The module Structural aims for completeness, and is likely to be extended in future releases of the resource. The module Basic gives a "random" list of words, which enable interesting testing of syntax, and also a check list for morphology, since those words are likely to include most morphological patterns of the language.

The module Lex is used in Test instead of the two larger modules. Its purpose is to provide a quick way to test the syntactic structures of the phrase modules without having to implement the larger lexica.

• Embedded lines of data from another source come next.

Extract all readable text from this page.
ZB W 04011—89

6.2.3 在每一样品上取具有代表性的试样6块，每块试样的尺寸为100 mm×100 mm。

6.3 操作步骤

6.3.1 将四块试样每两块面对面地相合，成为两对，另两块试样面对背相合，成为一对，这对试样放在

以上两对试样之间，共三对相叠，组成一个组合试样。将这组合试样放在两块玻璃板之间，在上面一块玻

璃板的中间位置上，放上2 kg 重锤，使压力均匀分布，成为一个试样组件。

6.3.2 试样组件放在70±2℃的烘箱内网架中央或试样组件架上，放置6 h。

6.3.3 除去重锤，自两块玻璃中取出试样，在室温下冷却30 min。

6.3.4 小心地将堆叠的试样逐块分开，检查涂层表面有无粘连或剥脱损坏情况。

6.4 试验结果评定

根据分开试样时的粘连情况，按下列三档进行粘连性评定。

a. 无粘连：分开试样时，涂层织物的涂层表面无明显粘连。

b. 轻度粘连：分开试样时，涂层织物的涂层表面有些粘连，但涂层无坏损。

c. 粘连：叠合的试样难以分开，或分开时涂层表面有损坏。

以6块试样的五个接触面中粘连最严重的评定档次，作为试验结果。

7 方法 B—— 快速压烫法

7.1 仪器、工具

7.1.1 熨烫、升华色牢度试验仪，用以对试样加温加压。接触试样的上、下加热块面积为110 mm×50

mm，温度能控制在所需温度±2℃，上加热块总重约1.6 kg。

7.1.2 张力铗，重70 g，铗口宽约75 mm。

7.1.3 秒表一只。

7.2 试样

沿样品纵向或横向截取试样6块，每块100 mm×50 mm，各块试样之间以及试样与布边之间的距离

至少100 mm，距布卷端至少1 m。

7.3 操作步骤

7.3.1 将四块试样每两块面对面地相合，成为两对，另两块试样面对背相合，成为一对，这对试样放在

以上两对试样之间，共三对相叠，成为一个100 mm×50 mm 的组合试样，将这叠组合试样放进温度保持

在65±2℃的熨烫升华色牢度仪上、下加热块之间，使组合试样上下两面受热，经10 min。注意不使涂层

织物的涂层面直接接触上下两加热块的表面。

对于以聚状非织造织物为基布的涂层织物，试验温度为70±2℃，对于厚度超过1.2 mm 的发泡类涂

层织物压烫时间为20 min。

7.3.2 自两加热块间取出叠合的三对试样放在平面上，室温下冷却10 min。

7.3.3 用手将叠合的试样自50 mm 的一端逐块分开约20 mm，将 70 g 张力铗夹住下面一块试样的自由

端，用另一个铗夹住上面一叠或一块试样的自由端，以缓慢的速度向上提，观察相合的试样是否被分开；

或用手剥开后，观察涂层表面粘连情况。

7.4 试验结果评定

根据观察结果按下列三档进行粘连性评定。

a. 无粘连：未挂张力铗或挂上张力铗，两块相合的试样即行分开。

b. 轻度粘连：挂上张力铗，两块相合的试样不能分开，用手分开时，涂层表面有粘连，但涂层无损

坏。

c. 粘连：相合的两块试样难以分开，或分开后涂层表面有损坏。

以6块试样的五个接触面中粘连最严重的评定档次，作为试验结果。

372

In the case of Basic it may come out clearer than anywhere else in the API that it is impossible to give exact translation equivalents in different languages on the level of a resource grammar. In other words, application grammars are likely to use the resource in different ways for different languages.

How to start

Putting up a directory

Unless you are writing an instance of a parametrized implementation (Romance or Scandinavian), which will be covered later, the most simple way is to follow roughly the following procedure. Assume you are building a grammar for the Dutch language. Here are the first steps.
  1. Create a sister directory for GF/lib/resource/english, named dutch.
           cd GF/lib/resource/
           mkdir dutch
           cd dutch
         
  2. Check out the ISO 639 3-letter language code for Dutch: it is Dut.
  3. Copy the *Eng.gf files from english dutch, and rename them:
           cp ../english/*Eng.gf .
           rename -n 's/Eng/Dut/' *Eng.gf
         
  4. Change the Eng module references to Dut references in all files:
           sed -i 's/Eng/Dut/g' *Dut.gf
         
  5. This may of course change unwanted occurrences of the string Eng - verify this by
           grep Dut *.gf
         
    But you will have to make lots of manual changes in all files anyway!
  6. Comment out the contents of these files, except their headers and module brackets.

The develop-test cycle

Now starts the real work. The order in which the Phrase modules were introduced above is a natural order to proceed, even though not the only one. So you will find yourseld iterating the following steps:
  1. Select a phrase module, e.g. NounDut, and uncomment one linearization rule (for instance, DefSg, which is not too complicated).
  2. Write down some Dutch examples of this rule, in this case translations of "the dog", "the house", "the big house", etc.
  3. Think about the categories involved (CN, NP, N) and the variations they have. Encode this in the lincats of CatDut. You may have to define some new parameter types in ResDut.
  4. To be able to test the construction, define some words you need to instantiate it in LexDut. Again, it can be helpful to define some simple-minded morphological paradigms in ResDut, e.g. corresponding to ResEng.regN.
  5. Doing this, you may want to test the resource independently. Do this by
           i -retain ResDut
           cc regN "huis"
         
  6. Uncomment NounDut and LexDut in TestDut, and compile TestDut in GF. Then test by parsing, linearization, and random generation. In particular, linearization to a table should be used so that you see all forms produced:
           gr -cat=NP -number=20 -tr | l -table
         
  7. Spare some tree-linearization pairs for later regression testing.
You are likely to run this cycle a few times for each linearization rule you implement, and some hundreds of times altogether. There are 159 funs in Test (at the moment).

Of course, you don't need to complete one phrase module before starting with the next one. Actually, a suitable subset of Noun, Verb, and Adjective will lead to a reasonable coverage very soon, keep you motivated, and reveal errors.